Being treated for injuries in an unfamiliar place couldn't be the highlight of being brought to what would become my homeplace, but it managed its way to be at least a bit more than the Depths.

I mean, that's...not much of a challenge, but again, I was a child, removed from their habitat to be saved, salvaged, bandages on the right side of the body. An important note for now is that this was not the accident that took away my right claw, that was much later in life, when I was trained under the city. I'm also pretty sure the doctors that'd come in and tend to wounds and deliver those three meals a day that I wasn't used to at all had some fascination with me. I was unlike other cookies, obviously, coming from such a desolate place, but there was something more, and what I'd learn in those few days in the hospital rooms.

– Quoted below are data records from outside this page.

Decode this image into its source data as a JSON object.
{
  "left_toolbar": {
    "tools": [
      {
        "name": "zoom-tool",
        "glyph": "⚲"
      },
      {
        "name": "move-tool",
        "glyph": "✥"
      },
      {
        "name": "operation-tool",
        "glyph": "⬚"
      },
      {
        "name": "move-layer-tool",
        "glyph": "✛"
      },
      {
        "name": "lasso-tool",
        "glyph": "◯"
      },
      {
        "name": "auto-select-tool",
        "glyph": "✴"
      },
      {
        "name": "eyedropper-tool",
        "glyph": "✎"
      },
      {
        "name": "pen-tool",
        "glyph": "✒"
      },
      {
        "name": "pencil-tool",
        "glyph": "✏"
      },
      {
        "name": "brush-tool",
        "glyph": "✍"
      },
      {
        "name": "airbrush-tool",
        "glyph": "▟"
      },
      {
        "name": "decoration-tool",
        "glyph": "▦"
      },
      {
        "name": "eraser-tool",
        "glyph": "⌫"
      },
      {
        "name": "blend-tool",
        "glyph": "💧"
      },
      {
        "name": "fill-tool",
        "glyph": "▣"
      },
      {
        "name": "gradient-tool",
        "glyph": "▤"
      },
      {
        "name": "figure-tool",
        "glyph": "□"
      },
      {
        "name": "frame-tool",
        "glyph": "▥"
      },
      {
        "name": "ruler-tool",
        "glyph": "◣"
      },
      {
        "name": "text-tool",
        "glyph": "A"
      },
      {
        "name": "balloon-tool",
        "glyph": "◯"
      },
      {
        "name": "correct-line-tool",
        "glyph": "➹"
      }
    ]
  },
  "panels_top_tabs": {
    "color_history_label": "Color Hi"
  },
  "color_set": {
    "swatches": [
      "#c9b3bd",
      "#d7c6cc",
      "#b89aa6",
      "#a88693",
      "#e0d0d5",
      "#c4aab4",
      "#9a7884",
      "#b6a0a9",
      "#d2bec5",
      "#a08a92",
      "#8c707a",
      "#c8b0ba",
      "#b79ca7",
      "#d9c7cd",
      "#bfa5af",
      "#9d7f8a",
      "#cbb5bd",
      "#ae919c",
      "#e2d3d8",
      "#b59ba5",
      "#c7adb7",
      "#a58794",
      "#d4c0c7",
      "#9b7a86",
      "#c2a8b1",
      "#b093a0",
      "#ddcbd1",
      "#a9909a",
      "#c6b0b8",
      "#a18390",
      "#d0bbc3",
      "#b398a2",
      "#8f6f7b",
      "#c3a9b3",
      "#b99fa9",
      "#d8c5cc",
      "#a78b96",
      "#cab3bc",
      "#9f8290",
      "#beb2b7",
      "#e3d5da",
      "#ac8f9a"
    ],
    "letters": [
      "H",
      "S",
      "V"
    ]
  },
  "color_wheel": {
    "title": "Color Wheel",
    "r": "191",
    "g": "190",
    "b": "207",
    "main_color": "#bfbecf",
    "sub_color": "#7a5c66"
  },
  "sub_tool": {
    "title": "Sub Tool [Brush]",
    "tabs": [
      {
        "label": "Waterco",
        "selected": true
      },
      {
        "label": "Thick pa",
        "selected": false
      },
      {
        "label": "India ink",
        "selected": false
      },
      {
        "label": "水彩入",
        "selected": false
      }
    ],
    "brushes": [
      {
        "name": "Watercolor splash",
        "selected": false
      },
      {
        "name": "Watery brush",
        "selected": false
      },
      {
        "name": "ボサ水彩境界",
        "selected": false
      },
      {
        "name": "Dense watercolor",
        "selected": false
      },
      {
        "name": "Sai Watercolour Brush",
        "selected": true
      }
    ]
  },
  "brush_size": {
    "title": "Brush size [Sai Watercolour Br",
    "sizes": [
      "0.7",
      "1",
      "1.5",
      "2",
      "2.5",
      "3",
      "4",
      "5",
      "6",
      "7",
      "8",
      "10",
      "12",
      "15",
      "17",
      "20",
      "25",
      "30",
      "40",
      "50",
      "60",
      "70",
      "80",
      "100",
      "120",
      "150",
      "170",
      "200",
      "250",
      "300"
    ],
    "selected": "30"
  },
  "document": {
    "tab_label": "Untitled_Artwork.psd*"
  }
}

I was surely an odd cookie, and I didn't look like anyone around me. Of course, underwater cookies have some dimorphics compared to the overland where everyone feels so cookie-cutter, but they had, y'know, actual hands. The claws I assumed everyone had for some reason, because, well, children are like that. Basic child psychology. Legs with spikes, fangs (ok, that isn't that odd down here!), could go on, but I was fascinating for anyone who walked in.

Oh, and being able to wolf down the food to everyone's astonishment. Food's food, survival instincts. But to those who've lived their entirety within safe walls, of course it'd be interesting.